De fato, essa era a ambição de Lula. Ele queria que o Brasil fosse um país importante diplomaticamente, intimamente alinhado com o movimento não alinhado. Por exemplo, o Brasil liderou a carga global na reconstrução do Iraque após a invasão americana. O diplomata brasileiro Sergio Vieira de Mello serviu como representante especial das Nações Unidas para o Iraque antes de ser morto em um atentado a bomba em 2003, que marcou o fim do papel da ONU – e, portanto, dos esforços multilaterais de paz – no país do Oriente Médio.
Lula também ajudou a fundar o BRICS (sigla para Brasil, Rússia, Índia, China e África do Sul) em 2009, então chamado apenas de BRIC antes da adesão da África do Sul em 2010. O objetivo do grupo desde o início era envolver os países em desenvolvimento mais e reformar as instituições financeiras, melhorando simultaneamente a situação económica mundial, que na altura estava marcada pela crise financeira de 2007-08.

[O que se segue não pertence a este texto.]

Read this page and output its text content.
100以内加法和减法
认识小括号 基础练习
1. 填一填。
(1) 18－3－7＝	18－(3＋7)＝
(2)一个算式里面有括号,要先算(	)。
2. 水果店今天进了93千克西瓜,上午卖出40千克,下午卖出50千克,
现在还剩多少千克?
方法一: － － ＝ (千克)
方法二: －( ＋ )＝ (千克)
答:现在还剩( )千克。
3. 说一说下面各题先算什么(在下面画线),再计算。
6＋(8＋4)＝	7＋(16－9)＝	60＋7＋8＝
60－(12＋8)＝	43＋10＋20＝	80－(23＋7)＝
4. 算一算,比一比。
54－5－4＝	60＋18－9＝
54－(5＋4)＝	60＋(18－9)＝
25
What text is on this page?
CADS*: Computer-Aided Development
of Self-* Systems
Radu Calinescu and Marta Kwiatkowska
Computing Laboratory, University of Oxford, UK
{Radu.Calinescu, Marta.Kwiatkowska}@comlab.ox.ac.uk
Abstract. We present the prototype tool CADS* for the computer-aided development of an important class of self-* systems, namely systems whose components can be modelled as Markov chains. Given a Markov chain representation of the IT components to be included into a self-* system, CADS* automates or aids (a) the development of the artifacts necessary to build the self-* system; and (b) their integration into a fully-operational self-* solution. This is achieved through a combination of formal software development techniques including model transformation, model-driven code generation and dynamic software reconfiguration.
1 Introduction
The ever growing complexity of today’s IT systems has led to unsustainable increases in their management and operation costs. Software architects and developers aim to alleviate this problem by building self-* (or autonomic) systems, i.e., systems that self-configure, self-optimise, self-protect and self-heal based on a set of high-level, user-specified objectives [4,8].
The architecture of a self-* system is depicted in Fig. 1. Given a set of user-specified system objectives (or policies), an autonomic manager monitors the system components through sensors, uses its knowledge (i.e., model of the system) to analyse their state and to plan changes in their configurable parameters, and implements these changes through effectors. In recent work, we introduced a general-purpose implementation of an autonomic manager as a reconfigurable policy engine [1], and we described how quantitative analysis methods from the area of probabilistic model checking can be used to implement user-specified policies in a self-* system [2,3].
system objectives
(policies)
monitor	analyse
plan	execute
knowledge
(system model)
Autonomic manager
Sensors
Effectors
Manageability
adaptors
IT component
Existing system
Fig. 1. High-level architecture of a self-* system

Uma questão-chave para o BRICS até hoje é desenvolver alternativas às finanças globais dominadas pelo Ocidente, que foi inicialmente desencadeada pela má administração dos EUA da economia global como o centro financeiro do mundo e agora é em grande parte devido às sanções unilaterais de Washington. Esta é uma discussão extremamente importante que, se Lula vencer, se beneficiaria muito com o esforço renovado do Brasil.
Também poderíamos ver o Brasil desenvolver laços mais estreitos com a China, como alguns outros governos de esquerda latino-americanos fizeram, e se inscrever formalmente na Iniciativa do Cinturão e Rota (BRI). Embora Bolsonaro não seja inimigo da China e, de fato, seu governo tenha feito acordos lucrativos com os chineses, ele parou de fazer qualquer movimento que possa levantar as sobrancelhas de seus manipuladores em Washington. Mais uma vez, Lula poderia agitar as coisas juntando-se ao programa de infraestrutura liderado por Pequim.
Mas mesmo com tantas mudanças monumentais na fila até a vitória de Lula, não importa quão favoráveis as pesquisas pareçam ou quão forte foi a exibição que ele conseguiu reunir no primeiro turno, a eleição deste ano ainda está no ar. Acredito que minha amiga Jasmina disse melhor – e quem se preocupa com o futuro do Brasil deveria ser, como ela disse, “cautelosamente esperançoso” sobre esta eleição e uma possível vitória de Lula.